Изменить размер шрифта - +

И по сей день я не отступился.

 

10

 

За стеклами темного буфета в гостиной были выставлены расписанный цветами сервиз, длинношеие кувшины, всевозможные изделия из фарфора и хрусталя, собрание старинных ханукальных подсвечников, тарелки, специально предназначенные для праздника Песах. На тумбочке примостились два небольших бронзовых бюста: неистовый, мрачно нахмурившийся Бетховен, а напротив — Зеев Жаботинский, спокойный, словно выкованный из железа, со сжатыми губами, надраенный, во всем блеске своего военного обмундирования, в офицерской фуражке и с портупеей, уверенно пересекающей его грудь по диагонали.

Во главе стола сидел дядя Иосеф и говорил своим тонким голоском: этот его женский голос увещевал и уговаривал, а порою звучал почти как плач. Он рассуждал о положении народа, о месте писателей и ученых, о долге интеллигенции, а также о своих коллегах, профессорах, которые без должного почтения относятся к его исследованиям и открытиям, о своем месте в мировом сообществе ученых, о том, что и он, со своей стороны, мягко говоря, вовсе не в восторге от своих коллег, а точнее, он с пренебрежением относится к их мелочности, провинциальности, к их низменным увлечениям и себялюбию.

Порою он обозревал горизонты мировой политики: был крайне озабочен диверсиями всюду проникающих агентов Сталина, с презрением воспринимал ханжеское лицемерие Англии — гнусного Альбиона, опасался козней Ватикана, который не примирился и никогда не примирится с усилением еврейского присутствия в Иерусалиме, да и во всей Эрец-Исраэль, возлагал осторожные надежды на совесть просвещенных демократов, восхищался Америкой, стоящей в наши дни во главе всех демократий, но при этом и отмежевывался от нее, поскольку сама она заражена вульгарностью, поклоняется мамоне, ее культура поверхностна и лишена истинной духовности. И вообще героями девятнадцатого века были великие национальные освободители, благородные, просвещенные, высоко моральные люди — Гарибальди, Авраам Линкольн, Гладстон, а вот век новый, век нынешний раздавлен сапогами двух убийц, двух кровавых палачей: один — сын грузинского сапожника, засевший в Кремле, а второй — безумец, дитя помойки, подмявший под себя страну Гете, Шиллера и Канта.

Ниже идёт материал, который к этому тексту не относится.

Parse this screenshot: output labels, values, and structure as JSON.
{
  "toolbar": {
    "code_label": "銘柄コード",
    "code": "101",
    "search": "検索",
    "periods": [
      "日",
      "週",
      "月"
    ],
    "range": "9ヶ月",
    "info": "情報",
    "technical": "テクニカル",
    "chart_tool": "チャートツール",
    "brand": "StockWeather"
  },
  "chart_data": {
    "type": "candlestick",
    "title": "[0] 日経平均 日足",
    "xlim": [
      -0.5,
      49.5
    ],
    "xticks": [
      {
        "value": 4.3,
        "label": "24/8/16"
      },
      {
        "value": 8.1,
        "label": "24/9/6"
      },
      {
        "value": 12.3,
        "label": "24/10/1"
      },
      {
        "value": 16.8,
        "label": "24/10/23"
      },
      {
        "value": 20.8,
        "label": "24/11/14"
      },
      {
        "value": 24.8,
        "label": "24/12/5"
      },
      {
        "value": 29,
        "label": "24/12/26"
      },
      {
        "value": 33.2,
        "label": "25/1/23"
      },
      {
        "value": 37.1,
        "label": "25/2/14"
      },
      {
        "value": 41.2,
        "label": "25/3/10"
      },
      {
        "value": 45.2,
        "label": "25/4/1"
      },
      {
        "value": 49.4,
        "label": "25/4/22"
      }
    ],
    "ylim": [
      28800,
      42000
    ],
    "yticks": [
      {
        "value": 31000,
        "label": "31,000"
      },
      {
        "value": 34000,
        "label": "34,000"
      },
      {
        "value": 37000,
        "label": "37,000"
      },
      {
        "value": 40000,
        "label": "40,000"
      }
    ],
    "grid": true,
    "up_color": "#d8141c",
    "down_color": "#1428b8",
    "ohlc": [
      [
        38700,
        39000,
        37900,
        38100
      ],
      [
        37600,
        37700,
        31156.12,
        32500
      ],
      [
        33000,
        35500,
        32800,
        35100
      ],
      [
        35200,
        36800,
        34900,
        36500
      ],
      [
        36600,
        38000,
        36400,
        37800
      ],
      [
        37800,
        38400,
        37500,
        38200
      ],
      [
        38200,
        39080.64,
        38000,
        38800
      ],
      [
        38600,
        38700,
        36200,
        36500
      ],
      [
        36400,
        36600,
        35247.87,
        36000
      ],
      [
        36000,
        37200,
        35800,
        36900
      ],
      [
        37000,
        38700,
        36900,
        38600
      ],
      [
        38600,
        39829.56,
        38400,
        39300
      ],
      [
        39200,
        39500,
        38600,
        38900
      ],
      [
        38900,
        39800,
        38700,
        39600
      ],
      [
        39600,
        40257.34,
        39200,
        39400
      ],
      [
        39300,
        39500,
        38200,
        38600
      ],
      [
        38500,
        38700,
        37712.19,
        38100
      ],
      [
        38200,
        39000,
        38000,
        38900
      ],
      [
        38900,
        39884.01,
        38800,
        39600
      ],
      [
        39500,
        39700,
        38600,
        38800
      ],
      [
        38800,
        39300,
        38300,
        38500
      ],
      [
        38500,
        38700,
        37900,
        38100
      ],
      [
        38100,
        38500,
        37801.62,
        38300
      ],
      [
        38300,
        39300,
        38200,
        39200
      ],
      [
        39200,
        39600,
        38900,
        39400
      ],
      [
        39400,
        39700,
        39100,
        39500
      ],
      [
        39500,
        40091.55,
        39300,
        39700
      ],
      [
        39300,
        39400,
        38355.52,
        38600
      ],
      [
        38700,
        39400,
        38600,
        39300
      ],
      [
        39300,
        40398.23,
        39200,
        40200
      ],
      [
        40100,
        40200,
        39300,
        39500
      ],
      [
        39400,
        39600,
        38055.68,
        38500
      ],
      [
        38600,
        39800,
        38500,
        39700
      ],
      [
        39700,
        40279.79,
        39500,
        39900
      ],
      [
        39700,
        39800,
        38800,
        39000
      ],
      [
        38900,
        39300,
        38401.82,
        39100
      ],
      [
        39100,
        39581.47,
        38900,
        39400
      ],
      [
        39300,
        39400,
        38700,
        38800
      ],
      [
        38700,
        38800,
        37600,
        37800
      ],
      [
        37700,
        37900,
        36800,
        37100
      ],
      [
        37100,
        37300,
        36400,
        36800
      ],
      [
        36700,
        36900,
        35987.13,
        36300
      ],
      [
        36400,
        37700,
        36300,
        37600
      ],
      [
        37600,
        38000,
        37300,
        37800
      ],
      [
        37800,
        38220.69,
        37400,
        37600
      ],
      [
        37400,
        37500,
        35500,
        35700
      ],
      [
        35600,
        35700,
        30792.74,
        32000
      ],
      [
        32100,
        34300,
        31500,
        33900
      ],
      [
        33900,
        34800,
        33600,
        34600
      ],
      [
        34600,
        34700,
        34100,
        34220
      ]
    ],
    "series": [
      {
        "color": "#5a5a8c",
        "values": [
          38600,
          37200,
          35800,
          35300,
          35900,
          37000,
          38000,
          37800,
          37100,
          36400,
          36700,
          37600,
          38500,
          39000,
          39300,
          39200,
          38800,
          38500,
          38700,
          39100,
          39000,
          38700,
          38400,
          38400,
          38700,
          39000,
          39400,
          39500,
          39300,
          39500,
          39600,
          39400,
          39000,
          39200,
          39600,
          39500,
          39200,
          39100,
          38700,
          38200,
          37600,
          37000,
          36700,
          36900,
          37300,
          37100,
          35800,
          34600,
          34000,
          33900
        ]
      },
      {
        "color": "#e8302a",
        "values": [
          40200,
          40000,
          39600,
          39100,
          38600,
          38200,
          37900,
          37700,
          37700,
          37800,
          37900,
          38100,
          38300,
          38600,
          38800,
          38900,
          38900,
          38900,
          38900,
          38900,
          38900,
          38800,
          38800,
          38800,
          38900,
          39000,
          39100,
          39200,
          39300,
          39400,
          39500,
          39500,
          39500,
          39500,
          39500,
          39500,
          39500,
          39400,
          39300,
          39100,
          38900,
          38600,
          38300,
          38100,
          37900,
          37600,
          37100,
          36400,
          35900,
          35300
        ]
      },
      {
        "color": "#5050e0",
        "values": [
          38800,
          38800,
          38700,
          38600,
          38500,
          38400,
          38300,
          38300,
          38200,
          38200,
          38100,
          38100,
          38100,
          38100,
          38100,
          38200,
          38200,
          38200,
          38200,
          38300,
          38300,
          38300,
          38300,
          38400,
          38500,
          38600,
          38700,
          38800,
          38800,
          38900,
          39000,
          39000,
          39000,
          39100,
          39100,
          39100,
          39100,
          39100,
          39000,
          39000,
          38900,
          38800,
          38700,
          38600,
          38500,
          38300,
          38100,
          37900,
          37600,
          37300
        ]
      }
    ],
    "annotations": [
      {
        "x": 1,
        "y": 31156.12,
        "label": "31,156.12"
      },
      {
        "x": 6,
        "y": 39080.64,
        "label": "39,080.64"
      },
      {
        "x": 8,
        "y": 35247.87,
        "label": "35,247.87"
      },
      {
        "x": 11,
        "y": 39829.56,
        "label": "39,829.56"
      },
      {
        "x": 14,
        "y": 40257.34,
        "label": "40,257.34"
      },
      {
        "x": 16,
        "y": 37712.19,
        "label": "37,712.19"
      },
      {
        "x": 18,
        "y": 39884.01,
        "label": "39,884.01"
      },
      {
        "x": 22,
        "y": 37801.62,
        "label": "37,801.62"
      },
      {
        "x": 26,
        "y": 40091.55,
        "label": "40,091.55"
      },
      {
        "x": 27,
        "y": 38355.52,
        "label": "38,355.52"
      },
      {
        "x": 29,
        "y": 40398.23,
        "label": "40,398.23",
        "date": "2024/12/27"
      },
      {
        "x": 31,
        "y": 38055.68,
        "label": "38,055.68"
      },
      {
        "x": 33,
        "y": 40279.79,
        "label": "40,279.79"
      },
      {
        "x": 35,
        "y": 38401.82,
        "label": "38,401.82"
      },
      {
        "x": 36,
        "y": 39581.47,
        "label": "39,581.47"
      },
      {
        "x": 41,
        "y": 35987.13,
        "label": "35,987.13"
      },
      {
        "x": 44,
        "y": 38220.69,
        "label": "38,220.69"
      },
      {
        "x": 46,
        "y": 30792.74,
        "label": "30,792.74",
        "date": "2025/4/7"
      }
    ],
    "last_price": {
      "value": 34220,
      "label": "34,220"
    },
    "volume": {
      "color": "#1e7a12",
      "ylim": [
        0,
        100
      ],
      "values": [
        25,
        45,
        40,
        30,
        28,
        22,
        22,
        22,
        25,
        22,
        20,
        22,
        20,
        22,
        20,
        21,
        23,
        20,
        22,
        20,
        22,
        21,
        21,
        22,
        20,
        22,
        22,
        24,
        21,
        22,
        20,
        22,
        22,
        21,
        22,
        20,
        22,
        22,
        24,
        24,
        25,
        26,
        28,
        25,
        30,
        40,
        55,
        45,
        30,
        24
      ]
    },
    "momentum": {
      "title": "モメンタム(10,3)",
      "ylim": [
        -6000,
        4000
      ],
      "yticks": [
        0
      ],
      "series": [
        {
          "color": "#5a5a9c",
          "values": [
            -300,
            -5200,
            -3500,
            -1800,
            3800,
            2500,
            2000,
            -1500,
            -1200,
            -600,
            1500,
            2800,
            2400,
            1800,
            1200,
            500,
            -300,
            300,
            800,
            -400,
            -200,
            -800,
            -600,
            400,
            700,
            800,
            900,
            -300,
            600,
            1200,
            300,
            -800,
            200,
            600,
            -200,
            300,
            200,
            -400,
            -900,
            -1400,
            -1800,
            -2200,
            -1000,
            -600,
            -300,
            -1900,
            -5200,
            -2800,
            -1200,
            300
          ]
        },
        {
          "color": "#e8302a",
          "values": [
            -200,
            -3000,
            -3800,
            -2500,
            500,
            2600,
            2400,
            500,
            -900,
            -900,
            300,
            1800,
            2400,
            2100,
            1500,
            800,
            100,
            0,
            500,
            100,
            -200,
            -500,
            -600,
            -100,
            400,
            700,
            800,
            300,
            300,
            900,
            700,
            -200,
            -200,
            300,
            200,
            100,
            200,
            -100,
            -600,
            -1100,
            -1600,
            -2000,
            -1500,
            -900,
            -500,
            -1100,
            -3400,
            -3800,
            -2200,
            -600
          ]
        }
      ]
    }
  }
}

Гости сидели молча, слушая его с благоговением, лишь порой выражая свое согласие — коротко и приглушенным голосом, дабы не нарушить плавную последовательность профессорской речи. Застольные встречи за столом у дяди Иосефа не были беседами, они были взволнованными монологами: профессор Клаузнер со своего места во главе стола и критиковал, и гневно осуждал, и предавался воспоминаниям, и делился с собравшимися своими воззрениями, ощущениями, критическими замечаниями по поводу самых разных проблем. Одной из таких проблем могла, скажем, стать плебейская приниженность руководства Еврейского агентства (Сохнута), которое пресмыкается перед не евреями — сильными мира сего. Или статус языка иврит: ведь жаргон, как они именовали идиш, — с одной стороны, а с другой — иностранные языки ополчились на наш иврит, стремясь к его тотальному уничтожению. Или, к примеру, зависть кое-кого из его коллег-профессоров, либо, к слову, приземленность молодых писателей и поэтов, особенно тех, кто родился в Эрец-Исраэль, и не знает ни одного языка культурной Европы, да и в иврите хромает на обе ноги. Говорилось также и о евреях Европы, да и Америки, которые не только не сумели понять пророческих предостережений Зеева Жаботинского, но и сегодня, после Гитлера, все еще сиднем сидят у своих горшков с мясом.

Время от времени кое-кто из гостей-мужчин вставлял словечко, задавал вопрос, делал замечание, словно подбрасывая хворост в костер. Чрезвычайно редко кто-нибудь из собравшихся осмеливался не согласиться с некоторыми незначительными деталями, упомянутыми в речах хозяина дома, — все слушали его с явным уважением, то и дело за столом раздавались возгласы, свидетельствующие о согласии и выражающие удовлетворение, а то и смешки в тех местах, где дядя Иосеф говорил с сарказмом или юмором, причем он тут же всегда пояснял: «В шутку сказал я то, что вы услышали только что».